Expense ratio increased to 36.3% from 34.5% due to severance, professional fees, and controllable expense increases, with a commitment to reduce controllable expenses over time.
Favorable reserve development of 6 points was reported in the first half of 2025 despite reserve strengthening in runoff lines.
Gross written premiums in Markel Insurance were down 2% in Q2 2025 but net earned premiums were up 3%, reflecting underwriting actions to improve profitability.
Investments operating income rose to $822 million in Q2 2025 from $100 million a year ago, with a 5.4% return on the equity portfolio and $597 million in mark-to-market gains.
Markel Group shares have compounded at an annual growth rate of over 16% over the last 5 years.
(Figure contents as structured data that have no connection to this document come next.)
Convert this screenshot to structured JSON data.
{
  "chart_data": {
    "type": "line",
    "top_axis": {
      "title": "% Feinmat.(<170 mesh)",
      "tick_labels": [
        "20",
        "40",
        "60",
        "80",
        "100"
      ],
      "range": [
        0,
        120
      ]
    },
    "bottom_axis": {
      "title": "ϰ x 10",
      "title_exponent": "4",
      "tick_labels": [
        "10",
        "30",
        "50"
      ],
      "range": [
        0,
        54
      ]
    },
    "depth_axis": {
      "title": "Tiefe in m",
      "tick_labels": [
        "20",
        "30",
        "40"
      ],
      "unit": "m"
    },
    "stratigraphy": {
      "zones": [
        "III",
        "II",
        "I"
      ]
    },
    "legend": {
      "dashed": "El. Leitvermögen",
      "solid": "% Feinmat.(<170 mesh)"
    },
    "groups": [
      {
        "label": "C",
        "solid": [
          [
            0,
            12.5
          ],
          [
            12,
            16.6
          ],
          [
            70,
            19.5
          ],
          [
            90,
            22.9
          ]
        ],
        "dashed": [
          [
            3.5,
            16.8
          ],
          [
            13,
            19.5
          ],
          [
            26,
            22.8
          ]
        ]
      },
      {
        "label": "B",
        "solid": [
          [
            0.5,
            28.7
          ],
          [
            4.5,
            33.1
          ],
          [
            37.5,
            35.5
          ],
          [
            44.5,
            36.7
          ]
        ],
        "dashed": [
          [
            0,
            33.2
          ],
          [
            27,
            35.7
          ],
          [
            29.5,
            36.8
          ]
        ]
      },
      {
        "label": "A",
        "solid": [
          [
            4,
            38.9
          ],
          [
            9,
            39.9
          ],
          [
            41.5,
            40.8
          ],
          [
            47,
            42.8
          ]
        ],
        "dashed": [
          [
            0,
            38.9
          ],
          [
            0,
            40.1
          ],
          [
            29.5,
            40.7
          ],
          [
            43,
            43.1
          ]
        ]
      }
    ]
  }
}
Markel Insurance combined ratio was 96.9% in Q2 2025 versus 93.8% a year ago, impacted by adverse development in discontinued product lines and runoff businesses.
Markel Insurance operating income declined to $128 million in Q2 2025 from $177 million a year ago due to less favorable prior year loss development and a higher expense ratio.
Markel Ventures funded all capital expenditures internally and generated cash for share repurchases and other uses.
Markel Ventures revenues increased 7% to $1.55 billion in Q2 2025, with operating income up 17% to $208 million, driven by acquisitions and growth in construction services.
Net investment income was $228 million in Q2 2025, slightly up from $220 million in Q2 2024, with fixed income yields improving but moderated by lower short-term interest rates.